SPECTROSCOPIC STUDIES OF THE MURINE AND HUMAN P53 INDUCED RIBONUCLEOTIDE REDUCTASE P53R2 PROTEIN, DIFFERENCES IN COOPERATIVE BINDING OF FE(II) WITH THE R2 PROTEIN

Ribonucleotide reductase (RNR) is the enzyme that converts ribonucleotides to corresponding deoxyribonucleotides. The mammalian R2 subunit of the enzyme complex reacts with ferrous iron and dioxygen to generate a diferric iron‐oxygen cluster and a tyrosyl radical that is essential for enzymatic activity. A p53 induced isoform of the R2 subunit (p53R2) is proposed to be involved in the production of deoxyribonucleotides during DNA repair. The human and murine p53R2 proteins have been studied by electron paramagnetic resonance (EPR), Mössbauer spectroscopy, magnetic circular dichroism (MCD) and CD, as previously published for mouse R2. While the studies of the active diferric iron‐oxygen cluster and the tyrosyl radical (also hydrogen binding to the tyrosyl radical) together with the mixed valent form (Fe(II)‐Fe(III) cluster) shows little or no variation between the mouse R2 and p53R2 subunits, the MCD and X‐band integer spin EPR studies reveals a difference between diferrous forms.
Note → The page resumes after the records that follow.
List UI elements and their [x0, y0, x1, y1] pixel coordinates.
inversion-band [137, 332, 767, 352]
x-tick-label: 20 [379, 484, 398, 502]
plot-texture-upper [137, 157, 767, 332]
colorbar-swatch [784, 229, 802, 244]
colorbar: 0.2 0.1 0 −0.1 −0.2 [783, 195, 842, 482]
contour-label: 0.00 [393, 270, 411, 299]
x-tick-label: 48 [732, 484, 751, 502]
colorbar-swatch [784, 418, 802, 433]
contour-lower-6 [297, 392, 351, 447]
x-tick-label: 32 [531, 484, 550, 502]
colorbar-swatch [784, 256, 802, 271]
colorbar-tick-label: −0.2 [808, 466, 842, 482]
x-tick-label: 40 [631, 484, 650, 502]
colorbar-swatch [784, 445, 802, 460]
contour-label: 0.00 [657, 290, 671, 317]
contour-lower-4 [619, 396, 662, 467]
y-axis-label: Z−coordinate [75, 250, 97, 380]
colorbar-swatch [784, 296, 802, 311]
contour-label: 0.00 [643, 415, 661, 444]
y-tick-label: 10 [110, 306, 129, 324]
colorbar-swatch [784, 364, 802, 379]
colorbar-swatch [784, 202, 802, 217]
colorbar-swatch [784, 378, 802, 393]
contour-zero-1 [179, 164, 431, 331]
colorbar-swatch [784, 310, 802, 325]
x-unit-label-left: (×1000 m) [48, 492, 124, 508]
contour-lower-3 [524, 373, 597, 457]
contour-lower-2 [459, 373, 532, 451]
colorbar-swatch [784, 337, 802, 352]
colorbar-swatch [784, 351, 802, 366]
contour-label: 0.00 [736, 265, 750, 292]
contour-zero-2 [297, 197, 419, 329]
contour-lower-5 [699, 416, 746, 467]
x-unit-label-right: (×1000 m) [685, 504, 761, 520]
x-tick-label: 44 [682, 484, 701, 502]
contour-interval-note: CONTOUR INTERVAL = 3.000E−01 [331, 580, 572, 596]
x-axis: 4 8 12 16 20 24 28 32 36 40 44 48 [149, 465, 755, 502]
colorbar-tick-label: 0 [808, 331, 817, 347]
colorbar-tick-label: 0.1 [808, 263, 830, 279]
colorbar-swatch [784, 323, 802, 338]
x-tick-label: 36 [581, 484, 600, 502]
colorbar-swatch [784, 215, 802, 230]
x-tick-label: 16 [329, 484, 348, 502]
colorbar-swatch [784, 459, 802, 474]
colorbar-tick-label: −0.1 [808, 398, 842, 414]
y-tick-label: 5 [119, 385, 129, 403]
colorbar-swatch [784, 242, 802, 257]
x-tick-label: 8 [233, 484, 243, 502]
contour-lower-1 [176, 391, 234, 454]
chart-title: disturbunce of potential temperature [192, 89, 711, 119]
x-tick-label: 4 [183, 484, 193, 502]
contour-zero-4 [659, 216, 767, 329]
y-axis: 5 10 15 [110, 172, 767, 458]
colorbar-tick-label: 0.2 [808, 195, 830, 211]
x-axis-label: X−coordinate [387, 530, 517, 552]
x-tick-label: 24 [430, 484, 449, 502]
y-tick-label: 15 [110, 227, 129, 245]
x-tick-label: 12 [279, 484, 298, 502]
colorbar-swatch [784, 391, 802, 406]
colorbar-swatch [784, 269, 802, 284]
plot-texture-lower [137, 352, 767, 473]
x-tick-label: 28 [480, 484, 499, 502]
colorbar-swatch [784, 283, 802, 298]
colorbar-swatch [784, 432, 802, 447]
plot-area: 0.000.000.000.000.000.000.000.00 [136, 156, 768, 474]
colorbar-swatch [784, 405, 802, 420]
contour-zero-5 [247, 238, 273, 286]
In addition no cooperative binding of Fe(II) or Co(II) is seen for p53R2. The mouse Co(II)Co(II) R2 form has a S= 3 ground state. The diferrous form has a S=2 ground state, with one positive and one negative zero field splitting. In its active form R2 is in complex with another subunit R1, no differences is observed in the interaction of R1 with either mouse R2 or p53R2.